While about half of all plans that have received financial assistance over time got some type of non-periodic assistance, the amount paid represents less than 20% of financial assistance expenditures over the history of the program. Most financial assistance is periodic and pays for guaranteed benefits and plan administrative expenses. The number of plans receiving periodic financial assistance and the amount of total periodic financial assistance has risen sharply since 2005. PBGC projections show continued and significant growth in the amount of projected financial assistance as plans near insolvency run out of money over the next few years.

Current and future insolvent plans

For purposes of the study, multiemployer plans were divided into two statuses:

1. insolvent plans currently receiving financial assistance from PBGC (“current plans”) and
2. terminated plans which have not started receiving financial assistance from PBGC, though they are expected to in the future (“future plans”).

The statuses were determined based on the categorization of plans in the PBGC’s 2013 Annual Report and do not reflect later updates for additional plans that have terminated or have become insolvent.

Twenty-one percent of multiemployer participants in current plans experienced, or are projected to experience, a benefit reduction. However, for participants in future plans, this number is projected to be 51%. In addition, of that 51%, 54% of the time participants in future plans are projected to lose 10% or more of their benefit compared to 39% of the time for the above 21% of participants in current plans. Thus, the multiemployer plan study finds that these losses are both likely to apply to more people and likely to be larger in percentage terms as more multiemployer plans run out of money and require financial assistance from the Agency.

About the study

The study looks primarily at multiemployer plans that are insolvent or have terminated and are projected to become insolvent. The study data set covers more than half of the nearly 152,000 participants in plans that, as of September 30, 2013, were receiving financial assistance or were in terminated plans projected to receive financial assistance (80% of current financial assistance participants and 25% of participants in terminated plans projected by PBGC to receive financial assistance in the future).

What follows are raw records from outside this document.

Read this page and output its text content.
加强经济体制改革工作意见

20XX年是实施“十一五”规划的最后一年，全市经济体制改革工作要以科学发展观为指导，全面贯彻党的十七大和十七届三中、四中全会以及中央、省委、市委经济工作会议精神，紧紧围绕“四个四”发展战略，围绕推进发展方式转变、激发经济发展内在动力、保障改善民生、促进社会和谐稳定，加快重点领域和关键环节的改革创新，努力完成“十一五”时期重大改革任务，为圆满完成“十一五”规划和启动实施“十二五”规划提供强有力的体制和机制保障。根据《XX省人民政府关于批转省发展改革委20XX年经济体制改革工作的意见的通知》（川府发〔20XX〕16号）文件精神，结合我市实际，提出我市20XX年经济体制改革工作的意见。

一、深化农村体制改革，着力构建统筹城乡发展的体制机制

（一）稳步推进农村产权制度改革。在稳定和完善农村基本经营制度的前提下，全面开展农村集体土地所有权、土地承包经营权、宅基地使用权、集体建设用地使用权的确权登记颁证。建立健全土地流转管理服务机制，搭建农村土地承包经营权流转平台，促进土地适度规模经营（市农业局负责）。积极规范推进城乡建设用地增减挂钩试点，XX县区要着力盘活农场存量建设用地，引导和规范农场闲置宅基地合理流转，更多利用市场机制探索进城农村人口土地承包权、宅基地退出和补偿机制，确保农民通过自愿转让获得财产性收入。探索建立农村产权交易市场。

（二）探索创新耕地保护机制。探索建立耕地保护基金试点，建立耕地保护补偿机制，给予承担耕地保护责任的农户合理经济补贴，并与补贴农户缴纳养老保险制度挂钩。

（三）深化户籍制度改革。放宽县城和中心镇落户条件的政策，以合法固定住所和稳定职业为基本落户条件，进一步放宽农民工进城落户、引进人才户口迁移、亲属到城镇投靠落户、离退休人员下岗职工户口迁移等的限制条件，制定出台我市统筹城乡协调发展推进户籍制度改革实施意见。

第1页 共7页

The PBGC notes that the study does not examine the reductions in guarantee levels that would occur if the multiemployer insurance program were to run out of money. The multiemployer insurance fund is projected to exhaust its reserves within the coming decade, even with enactment of the Multiemployer Pension Reform Act of 2014 (MPRA). The MPRA provides certain troubled multiemployer plans with additional tools to change benefits while keeping benefits above the PBGC guarantee amount. The PBGC explains that the findings of this report are not affected by the legislation because, except with respect to pre-retirement survivor benefits, the MPRA did not change the PBGC guarantee.